Following his expulsion from Miami Beach Senior High school, living as a beach bum through the late 60’s, then winning a number of art school scholarships condemning him to a life of ketchup sandwiches and “chi-chi” soirees; Ignacio Medrano-Carbo then embarked upon a career as a news cameraman in war-torn Central and South America for CBS News. His career was cut short when Panamanian General Noriega’s henchmen badly injured him in an assault perpetrated against members of the international press. During his time of convalescence he wrote then starred in his play The Electric Hummingbird produced 1990 by Teresa Maria Rojas (Prometeo) in Miami for the V International Hispanic Theater Festival-- performed at the Ashe Auditorium James L. Knight Center. Since then Ignacio did 145 day tour in the Middle East for NBC News in 2003 covering Israel and the West Bank, though always continued to paint.

He claims his influences as the following:

In Cuba, his father’s impromtu humor, writing and deep literary life which included readings early on of stories about Native American Indians. Then Garcia Lorca and Luis Pales-Matos. Once in the U.S, (1960 ) his mother’s physical beauty, poet’s heart and what he says was her undying support for his work with the exception of Ignacio’s anti-clerical propensities. He was branded by New York Jewish and Italian snowbirds and transplants in Miami Beach, along with the “beach boy” scene of the pool decks in the early to late Sixties, and the black radio DJ’s of WBBM at the time . Prominent as well in his influence was the local street culture and the many blue collar people he met while working the forty or fifty soul crushing odd jobs that he recalls mostly getting fired from before and after art school. And all through out, “not dropping names just people I owe for my soul,” he insists are Thelonious Monk, beatniks in general, the Beatles, Jimi Hendrix, the Doors, Frank Zappa, Dali, the Dadaists, , Lenny Bruce, Lord Buckley, Van Gogh, Fellini, Eisenstein, Vermeer, Turner, Frans Hals, Rabelais, Marcel Duchamp, Keinholz, Manzoni, Charles Bukowski, Klimt, Munch, Kafka, Nabokov, Ryder, Ikkyu…in that order and the list continues….

“Marcel Duchamp derailed my painting train in 1973 along with the installation and performance artists like Manzoni, Keinholz, Joseph Beuys, and Christo”.

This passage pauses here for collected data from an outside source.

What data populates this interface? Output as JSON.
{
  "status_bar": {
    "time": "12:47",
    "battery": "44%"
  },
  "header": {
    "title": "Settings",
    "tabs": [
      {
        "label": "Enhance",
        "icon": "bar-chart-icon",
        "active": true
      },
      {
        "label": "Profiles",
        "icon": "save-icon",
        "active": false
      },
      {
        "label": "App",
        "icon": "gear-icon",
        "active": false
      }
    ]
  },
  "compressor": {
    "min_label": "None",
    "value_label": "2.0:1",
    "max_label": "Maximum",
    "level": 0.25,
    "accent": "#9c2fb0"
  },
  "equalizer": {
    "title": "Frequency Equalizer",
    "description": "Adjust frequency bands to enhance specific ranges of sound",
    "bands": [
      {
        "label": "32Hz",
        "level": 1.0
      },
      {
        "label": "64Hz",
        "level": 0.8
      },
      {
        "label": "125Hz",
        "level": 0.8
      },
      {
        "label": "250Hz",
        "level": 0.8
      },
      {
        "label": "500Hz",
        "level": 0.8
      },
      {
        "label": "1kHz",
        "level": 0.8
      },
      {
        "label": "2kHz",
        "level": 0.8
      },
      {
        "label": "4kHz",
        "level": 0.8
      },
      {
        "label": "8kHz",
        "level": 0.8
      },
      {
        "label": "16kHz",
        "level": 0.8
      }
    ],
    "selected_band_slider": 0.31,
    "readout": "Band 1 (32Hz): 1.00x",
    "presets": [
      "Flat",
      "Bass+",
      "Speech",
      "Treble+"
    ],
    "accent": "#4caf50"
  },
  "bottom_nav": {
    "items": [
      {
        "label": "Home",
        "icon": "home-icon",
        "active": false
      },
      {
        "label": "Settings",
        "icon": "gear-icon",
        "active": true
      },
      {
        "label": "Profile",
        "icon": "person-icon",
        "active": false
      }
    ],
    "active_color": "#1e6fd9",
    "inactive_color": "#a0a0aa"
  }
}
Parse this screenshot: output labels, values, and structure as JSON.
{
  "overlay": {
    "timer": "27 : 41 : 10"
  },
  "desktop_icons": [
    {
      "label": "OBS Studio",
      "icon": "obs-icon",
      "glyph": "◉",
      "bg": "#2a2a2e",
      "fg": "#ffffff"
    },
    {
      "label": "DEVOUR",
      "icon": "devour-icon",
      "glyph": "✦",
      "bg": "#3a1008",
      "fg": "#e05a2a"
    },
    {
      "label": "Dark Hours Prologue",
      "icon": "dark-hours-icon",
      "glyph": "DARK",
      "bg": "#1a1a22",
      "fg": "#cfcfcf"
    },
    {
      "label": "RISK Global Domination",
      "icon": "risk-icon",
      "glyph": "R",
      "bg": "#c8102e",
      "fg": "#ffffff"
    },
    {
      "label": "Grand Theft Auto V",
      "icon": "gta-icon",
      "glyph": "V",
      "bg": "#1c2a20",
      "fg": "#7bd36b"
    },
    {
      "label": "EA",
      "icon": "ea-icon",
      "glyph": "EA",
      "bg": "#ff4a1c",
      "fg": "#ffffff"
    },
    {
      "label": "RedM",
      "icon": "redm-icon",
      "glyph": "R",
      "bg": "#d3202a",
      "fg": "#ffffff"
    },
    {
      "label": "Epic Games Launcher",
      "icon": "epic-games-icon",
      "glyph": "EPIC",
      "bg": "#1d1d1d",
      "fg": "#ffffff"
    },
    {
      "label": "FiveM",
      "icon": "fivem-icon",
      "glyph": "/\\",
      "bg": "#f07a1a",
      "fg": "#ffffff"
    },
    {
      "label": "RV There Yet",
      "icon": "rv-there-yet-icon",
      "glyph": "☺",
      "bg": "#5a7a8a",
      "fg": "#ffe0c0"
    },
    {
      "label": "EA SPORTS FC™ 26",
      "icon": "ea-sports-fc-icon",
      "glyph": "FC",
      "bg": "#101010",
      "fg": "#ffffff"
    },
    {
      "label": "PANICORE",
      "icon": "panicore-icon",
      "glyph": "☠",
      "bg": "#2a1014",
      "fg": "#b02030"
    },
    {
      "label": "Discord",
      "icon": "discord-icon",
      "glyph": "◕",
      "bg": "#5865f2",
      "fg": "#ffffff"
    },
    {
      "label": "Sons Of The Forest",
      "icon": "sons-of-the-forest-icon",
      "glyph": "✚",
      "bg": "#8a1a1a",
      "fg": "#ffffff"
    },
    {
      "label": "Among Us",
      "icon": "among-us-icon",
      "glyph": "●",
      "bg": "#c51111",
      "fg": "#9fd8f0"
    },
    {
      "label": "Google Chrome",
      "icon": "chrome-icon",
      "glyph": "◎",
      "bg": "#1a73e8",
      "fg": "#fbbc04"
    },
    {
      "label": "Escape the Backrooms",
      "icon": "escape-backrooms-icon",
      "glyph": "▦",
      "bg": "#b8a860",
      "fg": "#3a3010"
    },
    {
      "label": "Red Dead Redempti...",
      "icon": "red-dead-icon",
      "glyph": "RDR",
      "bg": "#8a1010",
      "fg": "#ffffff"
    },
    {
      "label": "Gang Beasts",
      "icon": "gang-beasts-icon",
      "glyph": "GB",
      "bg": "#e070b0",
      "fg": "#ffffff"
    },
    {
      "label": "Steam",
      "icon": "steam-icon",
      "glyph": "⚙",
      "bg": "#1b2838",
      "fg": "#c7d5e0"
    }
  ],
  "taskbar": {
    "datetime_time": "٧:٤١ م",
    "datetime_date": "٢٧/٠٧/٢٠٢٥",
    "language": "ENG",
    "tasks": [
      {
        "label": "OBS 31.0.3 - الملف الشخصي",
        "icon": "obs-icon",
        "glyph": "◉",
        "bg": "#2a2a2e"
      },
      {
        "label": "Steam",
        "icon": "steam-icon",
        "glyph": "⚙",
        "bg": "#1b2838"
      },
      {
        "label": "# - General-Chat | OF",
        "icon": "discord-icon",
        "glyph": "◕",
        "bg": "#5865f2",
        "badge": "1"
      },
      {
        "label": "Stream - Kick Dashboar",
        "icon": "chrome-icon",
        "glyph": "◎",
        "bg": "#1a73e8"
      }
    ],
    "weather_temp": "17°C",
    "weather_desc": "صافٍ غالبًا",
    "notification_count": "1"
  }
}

Ignacio received an AA degree from Miami Dade College during, what’s known to insiders as the North Campus’ Golden Age (’70 through ’75). He studied under Robert Thiele, Salvador La Rosa, Shirley Henderson, Richard Price, Peter McWhorter, He culminated the influences from that “painting train” derailment with Port a’ Tart his installation at the 1973 student art show ( a live naked woman sporting a chain and ball a chain and ball -- with a vibrating “toy” on a snare drum on a stand as a sentinel at the entrance, waved to viewers to join her inside where she lay on her back in a box (a portable tart) As Mr. Thiele tells it, his mention in subsequent art classes of the elements in Port a Tart, influenced other student artists which came years after him. One of them now has a piece at the Whitney Biennale this year (2008).

He began painting again in 1990 when he hit a block while writing his one-act play, The Electric Hummingbird. The act itself purging the barriers. and has continued to date to produce pieces in photography as well as painting.


RESUMELIA - Ignacio received scholarships for Art at the Boston School of the Museum of Fine Arts in 1973-74. Scholarship for photography at Rochester Institute of Technology (Eastman Kodak) in 74-75, studied sculpture and film 75-76 at York University, Toronto, Canada, then received a full visual arts scholarship at the University of Miami to finish his BFA in 1977. A News story he shot with his soundman, Steve Lomonoco, while on assignment for NBC in Middle-East reported by Martin Fletcher, Bureau Chief of the Tel-Aviv Bureau went on to win a Peabody Award. Since his hip replacement in 2006 years ago, Ignacio has been dedicating more and more time to his artwork.